На последнем этапе, помогая надеть объёмную серую толстовку, её пальцы на секунду задержались, аккуратно, почти нежно заправляя мокрую тяжёлую прядь синих волос за изгиб нового, остроконечного уха Оли. Та инстинктивно напряглась, ожидая отвращения — своего или чужого.

Но вместо этого услышала:

— У тебя красивые уши, — вдруг сказала Макси, её голос прозвучал тише, приглушённее, но всё так же ровно, будто она констатировала факт из учебника анатомии. — Чёткая линия, изящный изгиб. Тебе идёт. У меня тоже такие. Когда-то я думала, что это клеймо. Теперь это просто часть ландшафта. Не красиво, не уродливо. Просто есть. И это уже много.

Оля вздрогнула. Она ожидала гримасы отвращения, которую сама видела в зеркале. Ждала, что её новое тело будет прочитано как ошибка, уродство, клеймо. Вместо этого прозвучала констатация геометрического факта. «Красивые уши» — не как оценка, а как данные. Это было так неожиданно, что внутри что-то болезненно дрогнуло и… отпустило. Не нужно было ненавидеть эту часть себя. Её можно было просто принять в расчёт, как погоду. Это был первый урок новой арифметики выживания.
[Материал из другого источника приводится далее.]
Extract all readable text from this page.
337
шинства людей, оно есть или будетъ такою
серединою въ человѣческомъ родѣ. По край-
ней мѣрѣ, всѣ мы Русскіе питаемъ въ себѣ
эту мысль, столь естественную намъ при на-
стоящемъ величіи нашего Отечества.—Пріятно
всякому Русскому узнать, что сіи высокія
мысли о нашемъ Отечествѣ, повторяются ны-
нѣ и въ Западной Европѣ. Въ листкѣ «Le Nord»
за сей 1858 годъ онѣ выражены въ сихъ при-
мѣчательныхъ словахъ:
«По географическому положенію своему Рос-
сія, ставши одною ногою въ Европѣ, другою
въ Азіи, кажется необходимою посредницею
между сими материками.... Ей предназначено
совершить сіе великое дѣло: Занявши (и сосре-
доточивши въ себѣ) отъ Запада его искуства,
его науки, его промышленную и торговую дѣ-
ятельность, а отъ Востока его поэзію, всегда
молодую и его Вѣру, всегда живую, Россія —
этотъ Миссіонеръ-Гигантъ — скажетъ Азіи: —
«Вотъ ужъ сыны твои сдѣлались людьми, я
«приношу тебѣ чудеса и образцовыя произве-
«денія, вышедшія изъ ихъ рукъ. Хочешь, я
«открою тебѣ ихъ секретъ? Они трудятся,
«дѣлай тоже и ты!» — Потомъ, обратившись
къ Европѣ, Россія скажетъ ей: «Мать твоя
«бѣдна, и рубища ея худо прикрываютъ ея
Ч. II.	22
— Спасибо, — выдохнула она, и слово вышло шероховатым, ржавым от неиспользования.

Когда они вышли на кухню, Серёга уже превратил её в настоящий островок нормальности посреди хаоса. На столе, застеленном чистой газетой с кроссвордом, дымилась большая картонная коробка с пиццей. Рядом стояли три простые одинаковые тарелки, лежали бумажные салфетки.

Воздух, ещё недавно звеневший тревогой и озоном разорванной реальности, теперь был густым, тяжёлым и тёплым от аромата томатного соуса, орегано и расплавленной моцареллы — простого, бесхитростного, абсолютно земного пира. Этот запах был таким осязаемым, таким грубым и честным, что казалось, им можно было умыться, смывая с себя липкую паутину страха.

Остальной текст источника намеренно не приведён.